The fluorescent light of the breakroom ceiling hummed, a sound Jenna usually filtered out, like the persistent static of her own anxiety. She was staring at her lukewarm coffee, trying to remember what her manager, who stood ten feet away, had just asked her.

​"Jenna? Did you catch that?" The manager's voice was a low rumble, but in the silence of Jenna's mind, it felt like a gunshot.

​Just say yes. Just be normal. Just—

​A sharp, almost physical pain bloomed

behind her eyes, the exact spot where her constant headache usually settled. It wasn't a headache this time; it was a sudden, violent yank.

​The coffee mug in her hands turned from cheap ceramic to thick, heavy glass. The scent of burnt popcorn and stale air was instantly replaced by the clean, sharp smell of antiseptic and ozone. The dull, muffled sounds of the office vanished, replaced by the deafening, rhythmic pounding of rain against glass.Jenna blinked. ​She was standing in a minimalist, impeccably ordered apartment. The walls were painted a severe, calming charcoal gray, and every piece of furniture—a low-slung black leather couch, a chrome floor lamp—was arranged with military precision. The windows, vast sheets of tempered glass, covered an entire wall.

​The world outside was a monochrome blur of wind and water. It wasn't just raining; it was a tempest. Lightning cracked, illuminating the angry, churning gray sky for a split second.

​Where am I? This isn't my apartment. This isn't my…

​A sensation of ice-cold clarity flooded her. Her posture snapped upright. Her hands, which usually trembled slightly, were now steady and clenched into fists at her sides. Her eyes scanned the room, not with fear, but with a terrifying, professional assessment.

​The latch on the window is secure. The deadbolt is engaged. The kitchen knives are properly stowed.

​This wasn't her anxiety; this was something stronger, something that weaponized anxiety into pure, actionable vigilance. She moved to the window, her steps silent on the polished concrete floor, and peered out at the torrential downpour.

​A surge of righteous anger rose in her chest. The storm wasn't just weather; it was a physical manifestation of threat. The outside world was a wild, dangerous place, constantly seeking a weak point.

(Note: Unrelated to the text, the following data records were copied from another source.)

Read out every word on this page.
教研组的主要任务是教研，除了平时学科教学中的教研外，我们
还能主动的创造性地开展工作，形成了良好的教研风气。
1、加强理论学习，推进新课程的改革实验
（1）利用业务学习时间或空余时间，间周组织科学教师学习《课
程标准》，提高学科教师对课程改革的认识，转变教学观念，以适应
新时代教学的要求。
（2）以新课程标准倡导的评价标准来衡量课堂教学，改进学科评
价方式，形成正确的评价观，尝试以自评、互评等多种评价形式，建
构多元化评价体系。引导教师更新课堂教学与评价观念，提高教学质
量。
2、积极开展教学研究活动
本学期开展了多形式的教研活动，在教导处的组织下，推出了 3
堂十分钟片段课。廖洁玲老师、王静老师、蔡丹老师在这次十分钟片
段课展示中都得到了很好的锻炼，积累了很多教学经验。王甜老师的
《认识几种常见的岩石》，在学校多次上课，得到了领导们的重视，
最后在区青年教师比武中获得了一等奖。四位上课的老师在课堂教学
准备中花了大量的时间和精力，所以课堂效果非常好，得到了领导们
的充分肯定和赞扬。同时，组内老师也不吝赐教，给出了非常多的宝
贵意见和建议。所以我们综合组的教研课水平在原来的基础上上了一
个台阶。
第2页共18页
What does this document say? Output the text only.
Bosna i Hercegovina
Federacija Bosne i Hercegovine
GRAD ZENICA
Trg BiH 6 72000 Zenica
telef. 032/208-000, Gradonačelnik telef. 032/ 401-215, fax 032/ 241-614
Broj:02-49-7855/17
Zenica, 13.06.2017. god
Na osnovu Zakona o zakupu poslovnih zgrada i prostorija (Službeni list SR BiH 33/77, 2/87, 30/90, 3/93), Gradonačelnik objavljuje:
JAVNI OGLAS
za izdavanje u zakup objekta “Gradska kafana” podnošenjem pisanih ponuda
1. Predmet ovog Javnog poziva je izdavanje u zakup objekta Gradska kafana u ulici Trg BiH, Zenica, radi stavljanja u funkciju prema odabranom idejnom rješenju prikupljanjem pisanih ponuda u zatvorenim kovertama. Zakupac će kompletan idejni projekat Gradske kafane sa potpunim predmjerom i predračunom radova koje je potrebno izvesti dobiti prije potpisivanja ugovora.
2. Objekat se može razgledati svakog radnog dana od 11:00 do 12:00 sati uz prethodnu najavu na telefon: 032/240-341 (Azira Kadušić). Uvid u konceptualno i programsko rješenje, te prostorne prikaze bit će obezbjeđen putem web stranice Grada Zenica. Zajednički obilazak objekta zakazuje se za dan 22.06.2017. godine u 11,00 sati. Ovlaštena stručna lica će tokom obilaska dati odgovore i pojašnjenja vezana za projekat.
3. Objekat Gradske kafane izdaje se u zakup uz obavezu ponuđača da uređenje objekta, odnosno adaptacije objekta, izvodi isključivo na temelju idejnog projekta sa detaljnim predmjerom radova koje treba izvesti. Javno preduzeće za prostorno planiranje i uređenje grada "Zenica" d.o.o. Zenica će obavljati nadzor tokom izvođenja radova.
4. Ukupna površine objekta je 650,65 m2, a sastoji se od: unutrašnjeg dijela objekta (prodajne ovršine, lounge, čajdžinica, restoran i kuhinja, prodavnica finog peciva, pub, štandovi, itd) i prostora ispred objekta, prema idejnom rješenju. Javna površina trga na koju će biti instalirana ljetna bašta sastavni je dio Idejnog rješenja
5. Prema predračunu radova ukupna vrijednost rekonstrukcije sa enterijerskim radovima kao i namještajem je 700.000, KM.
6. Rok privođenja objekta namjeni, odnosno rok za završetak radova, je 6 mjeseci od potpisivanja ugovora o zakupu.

And she—or whoever this was—was the immovable, unbreakable force standing guard.

​"Don't look weak," a voice, clear and cold, echoed in the stillness of the room, though no one else was there. "The moment they smell fear, they move in."

​Jenna recognized the voice, though she had never heard it speak in a full sentence before. It was Alex.

​She tried to speak, to call out her own name, but her throat felt tight, constrained by a refusal to show weakness. Her hand lifted, tracing the perfectly straight horizontal blinds, and a deep, visceral terror shot through her when she realized the blinds were open.

​Alex’s first, most fundamental rule: Never let them see inside.

​A wave of panic, sharp and immediate, nearly brought her to her knees. She lunged for the chain, pulling them down with a metallic CLANG that sounded louder than the thunder outside, sealing the room off from the threatening gray expanse.